Police reportedly opened fire on the vehicles in which the students were traveling. Six people were killed, and the 43 students went missing. Eyewitnesses told prosecutors they saw the young men being crammed into police cars.
But it gets worse. According to the attorney general, the police quickly turned the students over to Guerreros Unidos, a local drug trafficking gang. The prosecutor claimed that Abarca and his wife keep bad company. Pineda’s brothers are suspected drug traffickers. And, according to the attorney general, the first lady of Iguala has been called “the main operator of criminal activities” in the town.
The leader of Guerreros Unidos told officials that, once police turned over the students, he ordered his henchmen to make them disappear. The attorney general said the young men were loaded onto a pickup truck and driven to a remote location populated by mass graves.
And that’s where the story ends — for now. Since this is Mexico we’re talking about, where people don’t trust their government and always assume there is a backstory, some people won’t accept the official version of events. In fact, these days, young people in Mexico hold hearings in a new court of public opinion: Twitter and Facebook. And, on social media, the current debate is whether this mass abduction was, as the attorney general says, a case of criminal misconduct by a rogue local official or something more nefarious. Was the federal government involved? Or was it at least aware that this was happening?
This being Mexico, one has to ask. After all, this is the land of the desaparecidos. In the 1970s, there were at least 2,000 documented cases of people who simply disappeared after challenging government officials. Those people were never found, and the cases never solved.
Even if this is an isolated incident — and that’s a big “if” given how closely intertwined drug gangs are with Mexican officials — the blame isn’t limited to the individuals who have been arrested or are being sought.

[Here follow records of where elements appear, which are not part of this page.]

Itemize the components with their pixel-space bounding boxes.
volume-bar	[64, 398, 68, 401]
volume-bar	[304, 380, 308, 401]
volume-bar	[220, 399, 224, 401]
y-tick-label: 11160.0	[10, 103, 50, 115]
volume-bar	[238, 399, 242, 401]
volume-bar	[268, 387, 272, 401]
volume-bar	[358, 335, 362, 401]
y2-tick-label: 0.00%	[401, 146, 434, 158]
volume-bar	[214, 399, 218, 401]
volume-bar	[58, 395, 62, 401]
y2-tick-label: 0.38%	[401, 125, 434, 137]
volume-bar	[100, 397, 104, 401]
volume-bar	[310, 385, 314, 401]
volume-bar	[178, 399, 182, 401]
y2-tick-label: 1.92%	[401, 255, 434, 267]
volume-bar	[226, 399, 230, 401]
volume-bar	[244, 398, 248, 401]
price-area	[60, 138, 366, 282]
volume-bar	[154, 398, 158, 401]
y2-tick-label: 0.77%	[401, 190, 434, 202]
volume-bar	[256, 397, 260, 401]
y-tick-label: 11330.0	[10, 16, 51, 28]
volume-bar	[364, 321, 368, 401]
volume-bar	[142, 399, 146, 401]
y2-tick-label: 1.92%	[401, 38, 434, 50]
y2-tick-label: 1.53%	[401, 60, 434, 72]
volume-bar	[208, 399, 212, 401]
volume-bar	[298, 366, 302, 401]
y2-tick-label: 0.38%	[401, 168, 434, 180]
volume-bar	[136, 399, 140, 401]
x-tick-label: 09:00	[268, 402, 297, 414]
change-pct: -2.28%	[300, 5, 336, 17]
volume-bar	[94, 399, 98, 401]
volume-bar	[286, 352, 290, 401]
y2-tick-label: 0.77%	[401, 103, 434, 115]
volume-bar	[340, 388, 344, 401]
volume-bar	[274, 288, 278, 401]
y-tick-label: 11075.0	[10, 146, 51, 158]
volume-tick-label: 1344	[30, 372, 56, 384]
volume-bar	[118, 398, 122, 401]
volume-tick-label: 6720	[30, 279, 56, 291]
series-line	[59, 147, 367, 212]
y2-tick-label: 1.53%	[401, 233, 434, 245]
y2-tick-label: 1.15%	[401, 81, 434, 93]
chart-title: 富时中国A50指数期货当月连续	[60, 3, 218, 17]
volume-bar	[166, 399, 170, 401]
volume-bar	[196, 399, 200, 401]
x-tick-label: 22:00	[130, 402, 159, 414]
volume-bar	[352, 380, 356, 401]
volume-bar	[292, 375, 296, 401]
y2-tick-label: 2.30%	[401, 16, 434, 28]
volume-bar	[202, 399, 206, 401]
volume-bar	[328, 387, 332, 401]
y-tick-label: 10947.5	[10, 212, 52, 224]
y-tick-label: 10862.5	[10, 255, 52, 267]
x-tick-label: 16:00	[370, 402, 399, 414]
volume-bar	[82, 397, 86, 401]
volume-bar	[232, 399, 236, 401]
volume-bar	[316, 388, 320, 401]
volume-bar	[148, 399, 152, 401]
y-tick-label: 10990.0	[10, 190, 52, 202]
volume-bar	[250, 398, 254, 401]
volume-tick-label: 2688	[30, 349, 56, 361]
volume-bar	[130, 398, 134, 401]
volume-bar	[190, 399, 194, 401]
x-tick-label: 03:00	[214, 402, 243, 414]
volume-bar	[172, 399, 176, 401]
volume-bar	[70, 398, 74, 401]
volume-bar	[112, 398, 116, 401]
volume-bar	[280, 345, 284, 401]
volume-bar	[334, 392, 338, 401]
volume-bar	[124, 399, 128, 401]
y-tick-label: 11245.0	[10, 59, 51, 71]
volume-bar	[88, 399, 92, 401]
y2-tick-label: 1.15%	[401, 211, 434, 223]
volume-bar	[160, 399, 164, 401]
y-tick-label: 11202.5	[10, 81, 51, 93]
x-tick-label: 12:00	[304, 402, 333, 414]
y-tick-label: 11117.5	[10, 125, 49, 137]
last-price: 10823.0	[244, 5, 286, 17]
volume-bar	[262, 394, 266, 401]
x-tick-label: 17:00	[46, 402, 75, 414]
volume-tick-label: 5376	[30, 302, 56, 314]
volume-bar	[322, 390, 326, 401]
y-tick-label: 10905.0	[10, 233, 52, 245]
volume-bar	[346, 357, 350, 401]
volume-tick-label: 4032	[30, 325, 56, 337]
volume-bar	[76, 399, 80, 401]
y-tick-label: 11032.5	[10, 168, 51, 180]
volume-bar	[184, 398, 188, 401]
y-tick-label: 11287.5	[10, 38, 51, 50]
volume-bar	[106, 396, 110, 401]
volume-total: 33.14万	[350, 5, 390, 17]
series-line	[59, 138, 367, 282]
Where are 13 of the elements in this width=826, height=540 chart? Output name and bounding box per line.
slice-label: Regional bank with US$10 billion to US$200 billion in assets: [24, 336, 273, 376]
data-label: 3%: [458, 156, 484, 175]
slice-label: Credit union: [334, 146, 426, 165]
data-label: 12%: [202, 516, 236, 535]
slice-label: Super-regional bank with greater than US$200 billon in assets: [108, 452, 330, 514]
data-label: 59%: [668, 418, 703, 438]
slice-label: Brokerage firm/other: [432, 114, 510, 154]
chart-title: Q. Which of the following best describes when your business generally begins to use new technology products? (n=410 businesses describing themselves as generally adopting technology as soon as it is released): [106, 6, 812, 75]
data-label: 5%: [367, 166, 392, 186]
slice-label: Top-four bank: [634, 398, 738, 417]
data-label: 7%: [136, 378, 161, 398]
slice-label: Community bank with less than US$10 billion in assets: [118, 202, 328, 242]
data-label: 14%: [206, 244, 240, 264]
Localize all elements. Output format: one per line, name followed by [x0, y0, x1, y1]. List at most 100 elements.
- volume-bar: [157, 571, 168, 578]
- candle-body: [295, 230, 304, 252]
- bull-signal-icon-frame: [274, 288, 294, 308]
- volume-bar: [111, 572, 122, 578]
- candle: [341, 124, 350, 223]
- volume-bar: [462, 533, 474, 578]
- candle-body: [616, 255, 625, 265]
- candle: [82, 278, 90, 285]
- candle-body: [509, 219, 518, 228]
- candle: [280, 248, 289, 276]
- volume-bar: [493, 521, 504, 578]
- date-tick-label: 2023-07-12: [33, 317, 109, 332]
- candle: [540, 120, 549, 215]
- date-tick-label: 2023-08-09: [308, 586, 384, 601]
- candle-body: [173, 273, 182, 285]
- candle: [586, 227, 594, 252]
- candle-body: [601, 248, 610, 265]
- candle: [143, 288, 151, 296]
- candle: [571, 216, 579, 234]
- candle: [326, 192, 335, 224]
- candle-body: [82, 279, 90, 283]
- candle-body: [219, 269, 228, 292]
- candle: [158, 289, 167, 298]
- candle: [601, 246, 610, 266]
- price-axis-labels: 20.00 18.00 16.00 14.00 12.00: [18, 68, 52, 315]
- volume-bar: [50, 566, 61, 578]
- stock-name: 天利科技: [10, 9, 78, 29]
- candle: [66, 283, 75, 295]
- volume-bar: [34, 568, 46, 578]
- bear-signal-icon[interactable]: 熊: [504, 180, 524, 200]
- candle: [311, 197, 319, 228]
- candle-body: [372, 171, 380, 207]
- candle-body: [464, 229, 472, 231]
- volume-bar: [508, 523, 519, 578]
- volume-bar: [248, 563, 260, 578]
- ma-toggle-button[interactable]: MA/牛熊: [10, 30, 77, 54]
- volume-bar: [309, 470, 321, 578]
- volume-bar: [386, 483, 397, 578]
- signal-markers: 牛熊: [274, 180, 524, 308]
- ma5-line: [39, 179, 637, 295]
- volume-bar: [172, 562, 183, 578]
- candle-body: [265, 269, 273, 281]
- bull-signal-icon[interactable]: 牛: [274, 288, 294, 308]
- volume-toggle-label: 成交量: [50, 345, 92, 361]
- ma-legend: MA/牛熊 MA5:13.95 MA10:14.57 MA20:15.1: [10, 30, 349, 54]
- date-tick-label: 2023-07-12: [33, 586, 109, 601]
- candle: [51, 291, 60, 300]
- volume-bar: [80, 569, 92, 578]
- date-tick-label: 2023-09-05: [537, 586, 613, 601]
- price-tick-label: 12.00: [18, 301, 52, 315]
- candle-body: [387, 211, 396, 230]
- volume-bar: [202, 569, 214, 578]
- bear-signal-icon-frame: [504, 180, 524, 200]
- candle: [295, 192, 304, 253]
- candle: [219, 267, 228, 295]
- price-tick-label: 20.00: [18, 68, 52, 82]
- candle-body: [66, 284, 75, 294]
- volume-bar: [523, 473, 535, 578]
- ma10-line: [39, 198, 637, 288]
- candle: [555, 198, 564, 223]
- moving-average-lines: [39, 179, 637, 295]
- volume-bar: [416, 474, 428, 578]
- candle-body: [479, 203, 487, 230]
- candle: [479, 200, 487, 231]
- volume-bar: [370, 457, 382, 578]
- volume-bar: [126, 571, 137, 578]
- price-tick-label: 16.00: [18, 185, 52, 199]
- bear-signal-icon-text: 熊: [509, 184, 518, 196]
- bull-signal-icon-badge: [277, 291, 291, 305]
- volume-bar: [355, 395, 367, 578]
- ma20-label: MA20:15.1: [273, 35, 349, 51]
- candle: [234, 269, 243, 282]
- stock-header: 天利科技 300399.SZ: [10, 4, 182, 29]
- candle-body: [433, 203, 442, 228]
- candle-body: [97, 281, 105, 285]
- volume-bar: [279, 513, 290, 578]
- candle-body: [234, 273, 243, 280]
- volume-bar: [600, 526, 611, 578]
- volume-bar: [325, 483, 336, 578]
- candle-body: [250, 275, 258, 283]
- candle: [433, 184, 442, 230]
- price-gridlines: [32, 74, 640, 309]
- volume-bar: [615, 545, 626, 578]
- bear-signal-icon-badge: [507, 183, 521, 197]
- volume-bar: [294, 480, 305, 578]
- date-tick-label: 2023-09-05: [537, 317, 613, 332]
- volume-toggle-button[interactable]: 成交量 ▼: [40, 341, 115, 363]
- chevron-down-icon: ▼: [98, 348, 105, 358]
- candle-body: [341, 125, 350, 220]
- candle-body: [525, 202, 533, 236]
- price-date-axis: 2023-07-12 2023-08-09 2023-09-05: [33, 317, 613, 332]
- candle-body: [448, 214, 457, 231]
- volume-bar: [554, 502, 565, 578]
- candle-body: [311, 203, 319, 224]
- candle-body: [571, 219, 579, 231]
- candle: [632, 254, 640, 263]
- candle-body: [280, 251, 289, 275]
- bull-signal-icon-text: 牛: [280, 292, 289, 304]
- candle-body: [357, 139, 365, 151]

It extends to the Mexican people, many of whom long ago made a devil’s bargain with the drug traffickers who are threatening to tear the country apart. They built altars to La Santa Muerte, the patron “saint” of drug lords, wrote corridos (folkloric ballads) praising the exploits of traffickers, and accepted the fruits of an illicit trade.
The reality is that the modern Mexican drug dealer isn’t living in a camp in the mountains. He’s a Spanish-speaking version of Tony Soprano. He lives in the suburbs, drives a Cadillac, and spends weekends attending his kids’ soccer games — which are played on a field that he built. It’s no wonder that, when former Mexican President Felipe Calderon waged war against the cartels, he was ridiculed and criticized by many Mexicans for stirring the hornet’s nest. South of the border, drug traffickers are familia.
It will be interesting to see if any of that changes in light of the disappearance of the students. For Mexicans, their most treasured institution is still the family. Those who threaten it do so at their peril. Already, the case has claimed a political casualty. On Friday, Angel Aguirre, the governor of Guerrero, appeared to yield to public pressure over the disappearances, requesting a leave of absence.
By the way, much of this is not meant for the public consumption of Americans. When you talk to Mexico’s elites on both sides of the border — lawyers, politicians, businessmen — what you hear again and again is that Mexico had a makeover. Desperate for U.S. investment dollars — now more than ever, given Mexico’s recent and historic efforts to open up the country’s lucrative petroleum industry to foreign investment — the elites aggressively push a narrative that Mexico is safe, democratic and open for business.
Now, due to events in a small Mexican town, that narrative is being challenged by reality. Unfortunately, the new version of Mexico bears a resemblance to the old one.